I must applaud their patriotic efforts to “vinicate the Constitution,” which we all agree has aged like a fine wine.

The Managers’ case was described as malvent, perhaps indicating a blocked air duct or the origins of a nagging cough, either of which could have influenced the veracity and/or quality of the Managers’ presentation, and as incinderary, a clever reference to a relevant folk tale about an individual suffering similar slings and arrows.

Striking, even dispiriting, was a reference to the devastation wrought by the Liberals’ “Fight Club,” resulting in businesses being ramshackeled. A completely unjust accusation! After all, it was the friends of the president who brought zip ties.

All present were further shocked to learn that many of the sources used by the prosecution were anominous, by which I took them to mean having been named by unavowed parents.

In calling his home town “Phileedelphia” and his country the “Yoo-nited States of America,” Mr. van der Veen clearly demonstrated his extreme patriotism, in contrast to the attitudes of the prosecutors, who were engaged in a “manacle crusade” of injustice. (He couldn’t stop deflecting about the zip ties.)

In short, the defense clearly established, beyond a reasonable doubt, that the House Managers were following a “dark path of animity and division.”

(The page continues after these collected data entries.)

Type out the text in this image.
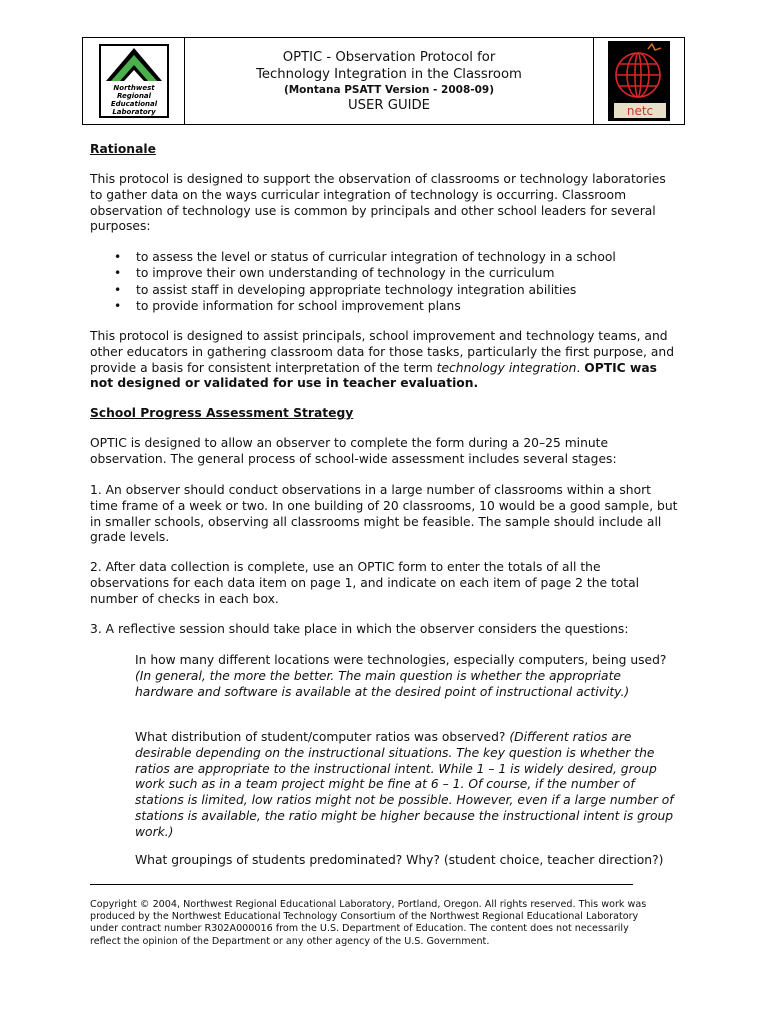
Northwest
Regional
Educational
Laboratory
OPTIC - Observation Protocol for
Technology Integration in the Classroom
(Montana PSATT Version - 2008-09)
USER GUIDE	netc

Rationale

This protocol is designed to support the observation of classrooms or technology laboratories to gather data on the ways curricular integration of technology is occurring. Classroom observation of technology use is common by principals and other school leaders for several purposes:

• to assess the level or status of curricular integration of technology in a school
• to improve their own understanding of technology in the curriculum
• to assist staff in developing appropriate technology integration abilities
• to provide information for school improvement plans

This protocol is designed to assist principals, school improvement and technology teams, and other educators in gathering classroom data for those tasks, particularly the first purpose, and provide a basis for consistent interpretation of the term technology integration. OPTIC was not designed or validated for use in teacher evaluation.

School Progress Assessment Strategy

OPTIC is designed to allow an observer to complete the form during a 20–25 minute observation. The general process of school-wide assessment includes several stages:

1. An observer should conduct observations in a large number of classrooms within a short time frame of a week or two. In one building of 20 classrooms, 10 would be a good sample, but in smaller schools, observing all classrooms might be feasible. The sample should include all grade levels.

2. After data collection is complete, use an OPTIC form to enter the totals of all the observations for each data item on page 1, and indicate on each item of page 2 the total number of checks in each box.

3. A reflective session should take place in which the observer considers the questions:

In how many different locations were technologies, especially computers, being used? (In general, the more the better. The main question is whether the appropriate hardware and software is available at the desired point of instructional activity.)

What distribution of student/computer ratios was observed? (Different ratios are desirable depending on the instructional situations. The key question is whether the ratios are appropriate to the instructional intent. While 1 – 1 is widely desired, group work such as in a team project might be fine at 6 – 1. Of course, if the number of stations is limited, low ratios might not be possible. However, even if a large number of stations is available, the ratio might be higher because the instructional intent is group work.)

What groupings of students predominated? Why? (student choice, teacher direction?)

Copyright © 2004, Northwest Regional Educational Laboratory, Portland, Oregon. All rights reserved. This work was produced by the Northwest Educational Technology Consortium of the Northwest Regional Educational Laboratory under contract number R302A000016 from the U.S. Department of Education. The content does not necessarily reflect the opinion of the Department or any other agency of the U.S. Government.
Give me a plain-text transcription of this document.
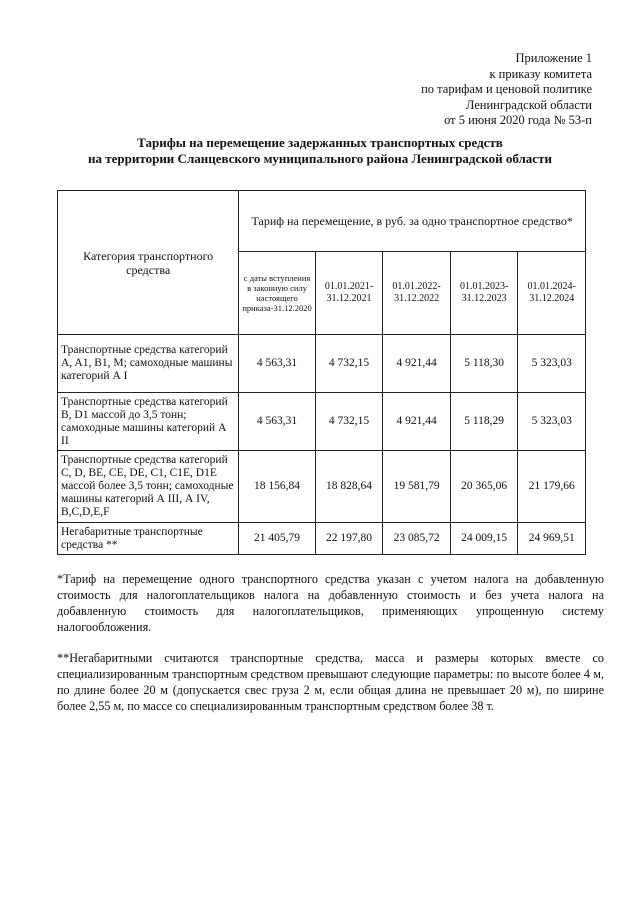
Приложение 1
к приказу комитета
по тарифам и ценовой политике
Ленинградской области
от 5 июня 2020 года № 53-п
Тарифы на перемещение задержанных транспортных средств
на территории Сланцевского муниципального района Ленинградской области
Категория транспортного средства	Тариф на перемещение, в руб. за одно транспортное средство*				
	с даты вступления в законную силу настоящего приказа-31.12.2020	01.01.2021-31.12.2021	01.01.2022-31.12.2022	01.01.2023-31.12.2023	01.01.2024-31.12.2024
Транспортные средства категорий A, A1, B1, M; самоходные машины категорий А I	4 563,31	4 732,15	4 921,44	5 118,30	5 323,03
Транспортные средства категорий B, D1 массой до 3,5 тонн; самоходные машины категорий А II	4 563,31	4 732,15	4 921,44	5 118,29	5 323,03
Транспортные средства категорий C, D, BE, CE, DE, C1, C1E, D1E массой более 3,5 тонн; самоходные машины категорий А III, А IV, B,C,D,E,F	18 156,84	18 828,64	19 581,79	20 365,06	21 179,66
Негабаритные транспортные средства **	21 405,79	22 197,80	23 085,72	24 009,15	24 969,51
*Тариф на перемещение одного транспортного средства указан с учетом налога на добавленную стоимость для налогоплательщиков налога на добавленную стоимость и без учета налога на добавленную стоимость для налогоплательщиков, применяющих упрощенную систему налогообложения.
**Негабаритными считаются транспортные средства, масса и размеры которых вместе со специализированным транспортным средством превышают следующие параметры: по высоте более 4 м, по длине более 20 м (допускается свес груза 2 м, если общая длина не превышает 20 м), по ширине более 2,55 м, по массе со специализированным транспортным средством более 38 т.
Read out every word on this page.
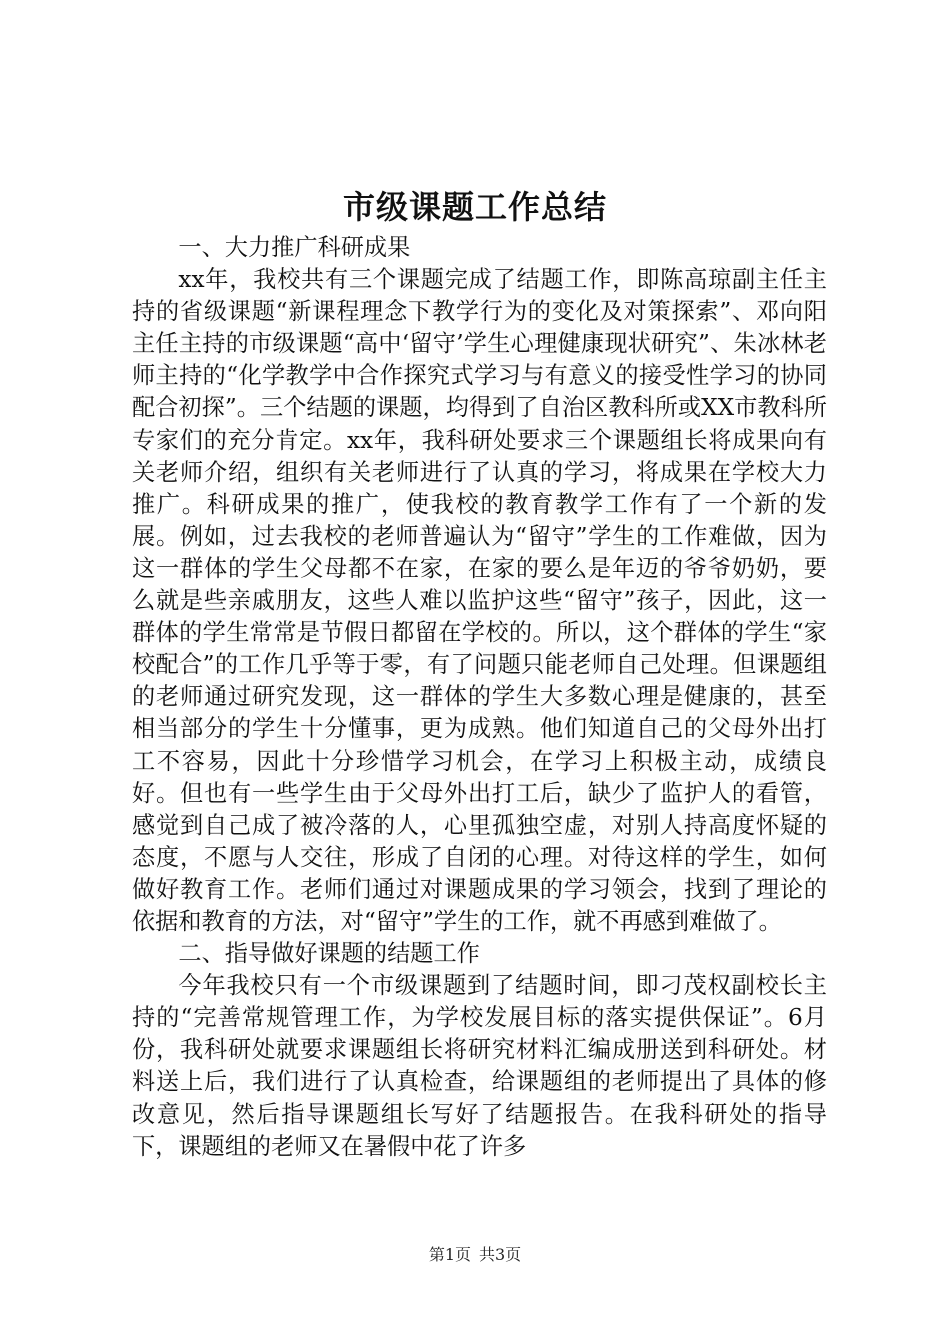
市级课题工作总结

一、大力推广科研成果

xx年，我校共有三个课题完成了结题工作，即陈高琼副主任主持的省级课题“新课程理念下教学行为的变化及对策探索”、邓向阳主任主持的市级课题“高中‘留守’学生心理健康现状研究”、朱冰林老师主持的“化学教学中合作探究式学习与有意义的接受性学习的协同配合初探”。三个结题的课题，均得到了自治区教科所或XX市教科所专家们的充分肯定。xx年，我科研处要求三个课题组长将成果向有关老师介绍，组织有关老师进行了认真的学习，将成果在学校大力推广。科研成果的推广，使我校的教育教学工作有了一个新的发展。例如，过去我校的老师普遍认为“留守”学生的工作难做，因为这一群体的学生父母都不在家，在家的要么是年迈的爷爷奶奶，要么就是些亲戚朋友，这些人难以监护这些“留守”孩子，因此，这一群体的学生常常是节假日都留在学校的。所以，这个群体的学生“家校配合”的工作几乎等于零，有了问题只能老师自己处理。但课题组的老师通过研究发现，这一群体的学生大多数心理是健康的，甚至相当部分的学生十分懂事，更为成熟。他们知道自己的父母外出打工不容易，因此十分珍惜学习机会，在学习上积极主动，成绩良好。但也有一些学生由于父母外出打工后，缺少了监护人的看管，感觉到自己成了被冷落的人，心里孤独空虚，对别人持高度怀疑的态度，不愿与人交往，形成了自闭的心理。对待这样的学生，如何做好教育工作。老师们通过对课题成果的学习领会，找到了理论的依据和教育的方法，对“留守”学生的工作，就不再感到难做了。

二、指导做好课题的结题工作

今年我校只有一个市级课题到了结题时间，即刁茂权副校长主持的“完善常规管理工作，为学校发展目标的落实提供保证”。6月份，我科研处就要求课题组长将研究材料汇编成册送到科研处。材料送上后，我们进行了认真检查，给课题组的老师提出了具体的修改意见，然后指导课题组长写好了结题报告。在我科研处的指导下，课题组的老师又在暑假中花了许多

第1页 共3页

I was moved by these terrifying scenarios of the felonious exploits of the  prosecutors turned defendants, but somewhat relieved to conclude that at least their animity wasn’t anominous.

Toward the end one of Trump’s lawyers summed up much of my point here when he said, “I’m not too adept at it neither.” Truer words was never spoke.

Post-impeachment remarks weren’t much brighter, highlighted by folks such as Ron Johnson, one rung on the evolutionary ladder below the Buffalo Man. His comments about how the rioters weren’t sufficiently armed to make the proceedings technically an insurrection were interesting and will perhaps trigger a debate as to what quality and quantity of weaponry would be sufficient to trigger the “We’re Really Here To Hurt You” clause of the Constitution. Clearly, the senior senator from Wisconsin is nature’s way of frightening humans into rushing out to get an education before they get caught sounding as stupid as he does.

Now, these examples of embarrassing ignorance are humorous. But the fact that the former Republican president of the United States of America had to use these morons to defend him in an impeachment trial is tragic for all of us. At least McConnell was compelled to slather some shame on the floor of the Senate. A few other Republicans expressed the same sentiments in one context or another. But all who did are now dead meat. They are retiring, stand censured, will be censured, or will be primaried by a member of the cabal of spiteful losers.

This is why one of my ongoing themes has been and will continue to be that the decent people of America must use their power to speak out peacefully and vote consistently in order to burn the Republican party to the ground. It has proven itself to be unworthy of having a voice in American democracy.

Or maybe not. Maybe our new creed should be this: “We here highly resolve that these dead shall have died in vain – that this banana republic, under Greed, shall have a new death of freedom – and that government of the corrupt, by the self-serving, for the autocrats, shall not cherish the earth.”  I don’t know. I’m just a puzzled puppy.